Published online Oct 7, 2008. doi: 10.3748/wjg.14.5683
Revised: August 8, 2008
Accepted: August 15, 2008
Published online: October 7, 2008
AIM: To evaluate the protective effects of ilomastat, an exogenous matrix metalloproteinase (MMP) inhibitor, on trinitrobenzenesulfonic acid (TNB)-induced ulcerative colitis (UC) in rats.
METHODS: Male SD rats were randomly divided into model group, protective groups A and B, and normal control group. Rats in the model group received only intra-colonic TNB. Rats in the protective groups A and B received intra-peritoneal ilomastat of 10 mg/kg and 20 mg/kg, respectively, beside TNB. Rats in the normal control group received only intra-colonic normal saline. After 3 wk, segments of colon were obtained. RT-PCR and immunohistochemistry were used to examine the expression of MMP-1 and TIMP-1. Hematoxylin-eosin (HE) staining was used for pathological study.

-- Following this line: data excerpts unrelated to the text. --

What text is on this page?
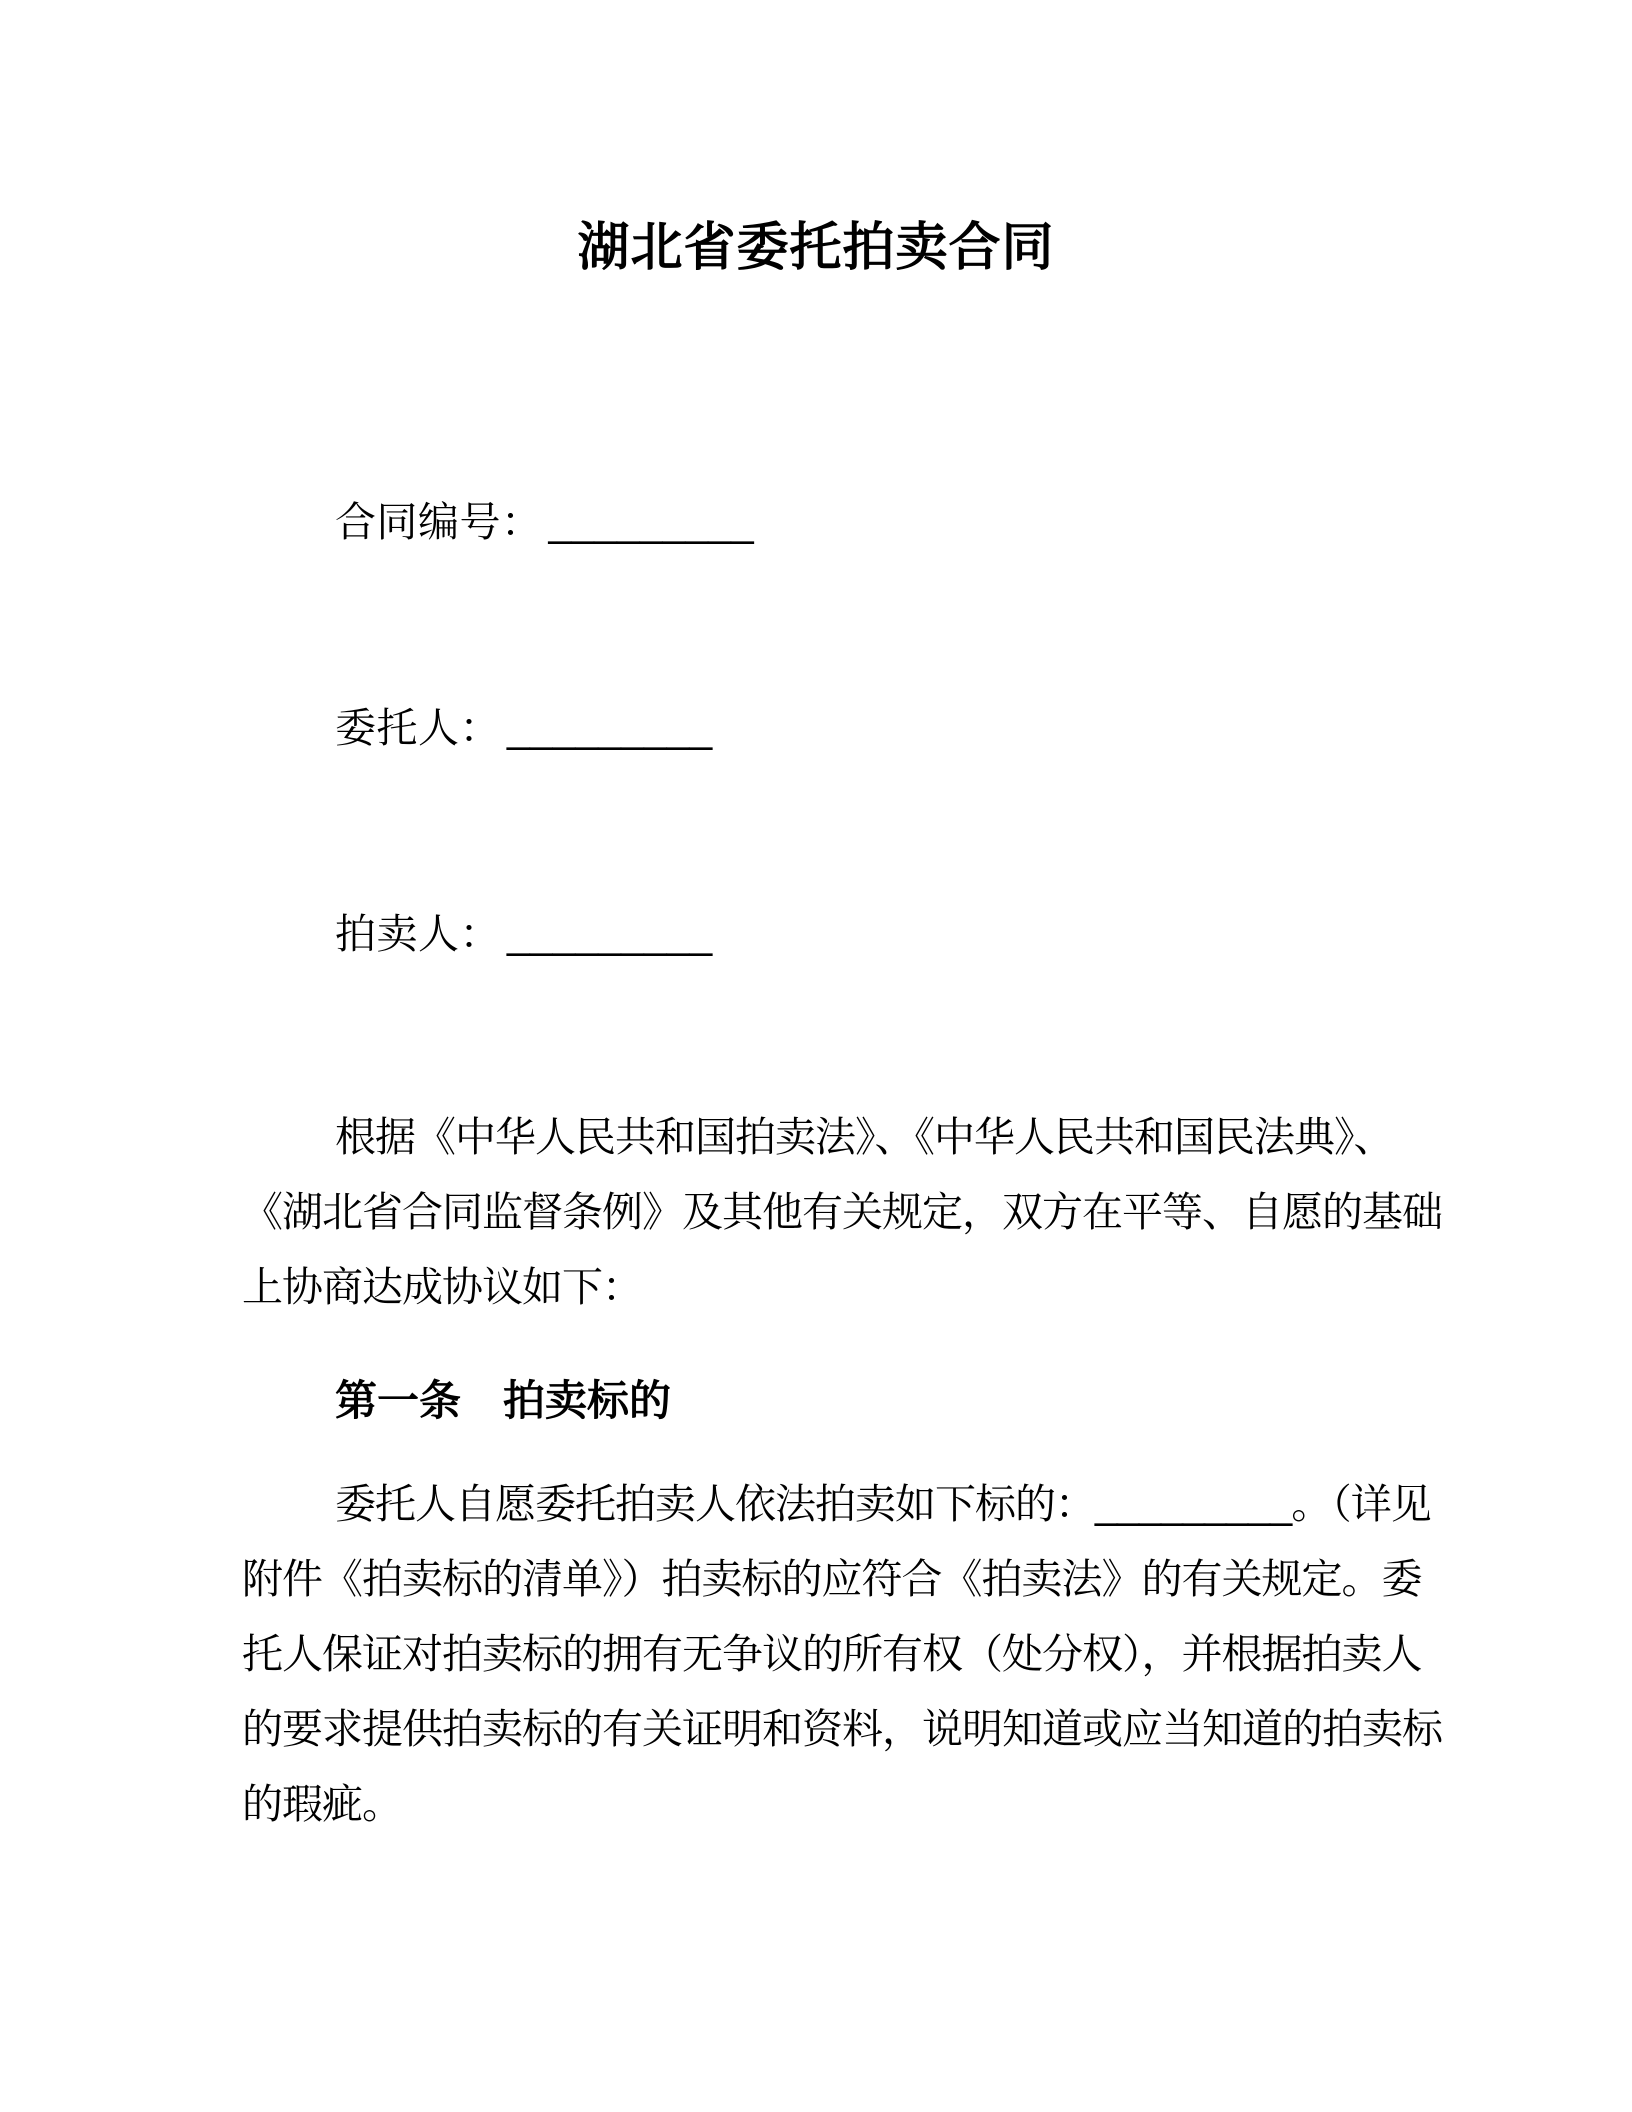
湖北省委托拍卖合同
合同编号： _________
委托人： _________
拍卖人： _________
根据《中华人民共和国拍卖法》、《中华人民共和国民法典》、
《湖北省合同监督条例》及其他有关规定，双方在平等、自愿的基础
上协商达成协议如下：
第一条　拍卖标的
委托人自愿委托拍卖人依法拍卖如下标的：_________。（详见
附件《拍卖标的清单》）拍卖标的应符合《拍卖法》的有关规定。委
托人保证对拍卖标的拥有无争议的所有权（处分权），并根据拍卖人
的要求提供拍卖标的有关证明和资料，说明知道或应当知道的拍卖标
的瑕疵。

RESULTS: The model of UC was successfully induced in rats. Inflammation of colonic mucosa greatly improved in protective groups A and B. Expression of MMP-1 and TIMP-1 in the model group, protective groups A and B was significantly higher than that in the normal control group (P < 0.0001) with MMP-1 expression increased more significantly than TIMP-1 expression. Expression of MMP-1 in protective groups A and B was significantly lower than that in the model group (P < 0.0001) . Expression of MMP-1 in protective group B was significantly lower than that in protective group A (P < 0.0001).
CONCLUSION: Ilomastat improves TNB-induced UC in rats by inhibiting the MMP-1 activity.